Назад | Перейти на главную страницу

Запрос нового сертификата дочернего домена - разрешения шаблона сертификата не позволяют текущему пользователю регистрировать 0x80094012

У меня следующая конфигурация AD:

rootca (автономный без подключения к домену)

Я могу зарегистрировать сертификаты веб-сервера в порядке для svr1.mydom.local, однако я вхожу в svr1.other.mydom.local с администратором дочернего домена и получаю следующую ошибку:

Permissions on the certificate template do not allow the current user to enroll for this type of certificate (0x80094012)

Я думаю, что это должно быть связано с разрешениями, однако я не уверен, как действовать дальше - как лучше всего разрешить администраторам дочернего домена запрашивать сертификаты у подчиненного ЦС, расположенного в родительском домене?

Мой файл inf находится ниже:

[NewRequest]
Subject="CN=svr1.other.mydom.local"
Exportable=TRUE
KeyLength=2048
KeySpec=1
MachineKeySet=TRUE
[EnhancedKeyUsageExtension]
OID=1.3.6.1.5.5.7.3.1 ; Server Authentication
OID=1.3.6.1.5.5.7.3.2 ; Client Authentication
[RequestAttributes]
CertificateTemplate = WebServer

и я запускаю следующие команды на svr1.other.mydom.local так как administrator@other.mydom.local ниже:

certreq -new c:\svr1.inf c:\svr1.req
certreq -submit c:\svr1.req c:\svr1.cer ; I get the error here

Является ли пользователь членом группы безопасности, имеющей разрешение на чтение и регистрацию в шаблоне сертификата?

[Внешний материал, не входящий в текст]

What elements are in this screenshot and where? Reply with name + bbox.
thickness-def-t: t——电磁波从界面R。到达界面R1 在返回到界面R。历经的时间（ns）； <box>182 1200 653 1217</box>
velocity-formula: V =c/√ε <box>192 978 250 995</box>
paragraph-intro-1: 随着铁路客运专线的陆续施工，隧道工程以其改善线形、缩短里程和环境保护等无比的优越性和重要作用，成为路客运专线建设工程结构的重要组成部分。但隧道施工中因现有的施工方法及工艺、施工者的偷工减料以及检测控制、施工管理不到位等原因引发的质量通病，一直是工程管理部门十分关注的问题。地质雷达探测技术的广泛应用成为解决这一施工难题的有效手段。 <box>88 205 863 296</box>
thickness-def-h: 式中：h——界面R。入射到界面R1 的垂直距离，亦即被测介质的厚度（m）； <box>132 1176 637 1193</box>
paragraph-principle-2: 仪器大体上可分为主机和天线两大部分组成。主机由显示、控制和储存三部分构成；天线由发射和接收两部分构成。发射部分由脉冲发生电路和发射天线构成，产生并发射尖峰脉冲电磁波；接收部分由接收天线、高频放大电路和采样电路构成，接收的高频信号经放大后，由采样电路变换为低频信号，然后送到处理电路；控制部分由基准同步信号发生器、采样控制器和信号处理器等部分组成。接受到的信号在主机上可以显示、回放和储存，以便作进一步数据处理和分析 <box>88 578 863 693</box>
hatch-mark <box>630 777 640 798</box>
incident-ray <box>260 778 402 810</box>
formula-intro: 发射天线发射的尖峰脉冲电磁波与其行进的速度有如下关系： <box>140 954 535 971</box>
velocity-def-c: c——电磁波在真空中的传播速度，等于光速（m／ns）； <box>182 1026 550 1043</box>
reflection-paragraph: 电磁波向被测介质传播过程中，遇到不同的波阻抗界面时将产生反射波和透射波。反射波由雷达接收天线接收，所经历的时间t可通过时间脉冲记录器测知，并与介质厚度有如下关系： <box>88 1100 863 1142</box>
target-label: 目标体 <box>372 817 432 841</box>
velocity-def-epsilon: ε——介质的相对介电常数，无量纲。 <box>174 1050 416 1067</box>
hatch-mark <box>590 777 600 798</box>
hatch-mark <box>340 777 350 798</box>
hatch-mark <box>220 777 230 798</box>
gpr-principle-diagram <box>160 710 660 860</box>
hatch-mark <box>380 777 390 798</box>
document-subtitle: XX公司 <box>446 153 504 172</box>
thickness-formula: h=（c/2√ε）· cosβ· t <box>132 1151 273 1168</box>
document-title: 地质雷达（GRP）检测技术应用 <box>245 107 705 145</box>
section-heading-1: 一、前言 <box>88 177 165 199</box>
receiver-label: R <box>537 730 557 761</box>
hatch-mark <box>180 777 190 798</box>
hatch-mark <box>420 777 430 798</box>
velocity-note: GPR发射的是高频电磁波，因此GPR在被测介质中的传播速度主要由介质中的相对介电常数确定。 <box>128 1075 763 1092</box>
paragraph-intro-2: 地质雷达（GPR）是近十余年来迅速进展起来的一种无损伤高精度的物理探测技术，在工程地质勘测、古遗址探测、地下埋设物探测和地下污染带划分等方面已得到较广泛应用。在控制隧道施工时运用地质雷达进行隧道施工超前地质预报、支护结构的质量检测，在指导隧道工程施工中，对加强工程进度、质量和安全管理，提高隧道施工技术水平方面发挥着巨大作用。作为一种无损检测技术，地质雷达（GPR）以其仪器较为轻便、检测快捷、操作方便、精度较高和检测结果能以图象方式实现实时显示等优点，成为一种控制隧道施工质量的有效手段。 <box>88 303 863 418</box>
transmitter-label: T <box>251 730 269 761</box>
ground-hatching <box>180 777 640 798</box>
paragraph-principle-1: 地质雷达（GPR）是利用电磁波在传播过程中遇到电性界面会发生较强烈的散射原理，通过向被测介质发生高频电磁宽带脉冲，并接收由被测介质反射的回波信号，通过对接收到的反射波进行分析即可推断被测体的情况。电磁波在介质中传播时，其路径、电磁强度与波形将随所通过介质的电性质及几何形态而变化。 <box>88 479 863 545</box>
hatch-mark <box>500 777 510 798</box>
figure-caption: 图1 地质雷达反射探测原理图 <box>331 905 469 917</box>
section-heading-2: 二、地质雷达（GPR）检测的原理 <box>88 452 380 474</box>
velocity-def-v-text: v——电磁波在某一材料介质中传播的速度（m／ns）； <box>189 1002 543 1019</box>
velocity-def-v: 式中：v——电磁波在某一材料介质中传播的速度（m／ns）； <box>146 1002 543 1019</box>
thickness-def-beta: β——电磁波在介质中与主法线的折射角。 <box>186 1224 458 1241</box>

Это необходимо.

Администрирование шаблонов сертификатов
http://technet.microsoft.com/en-us/library/cc725621%28v=ws.10%29

Когда вы устанавливаете сертификаты в компьютерное хранилище и используете автоматическую регистрацию или запрашиваете сертификат вручную с помощью оснастки «Сертификаты», запрашивающий компьютер учетной записи необходимы разрешения на чтение и регистрацию в шаблоне сертификата.

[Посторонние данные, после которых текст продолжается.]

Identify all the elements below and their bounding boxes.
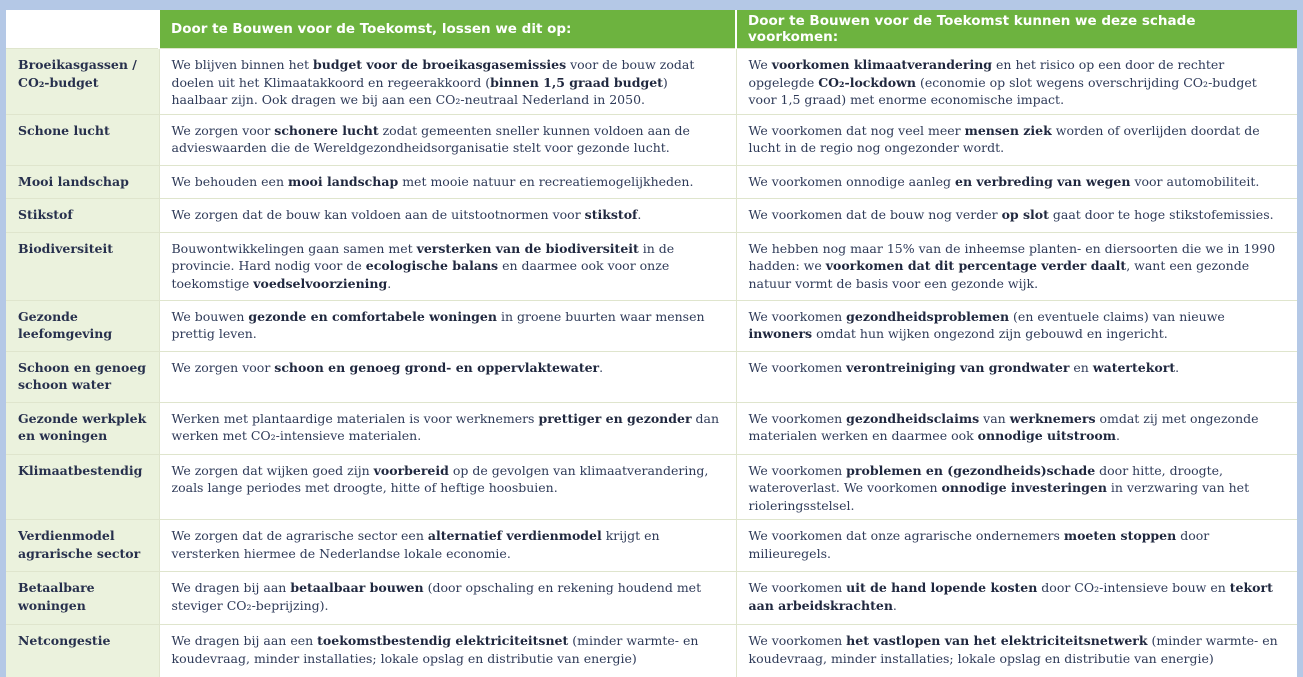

Однако, когда вы используете Certreq.exe для запроса сертификатов, даже если они являются компьютерными сертификатами и используют MachineKeySet = True, запрашивающий пользователь требуются разрешения на чтение и регистрацию для шаблона сертификата. При использовании Certreq.exe разрешения компьютера не используются.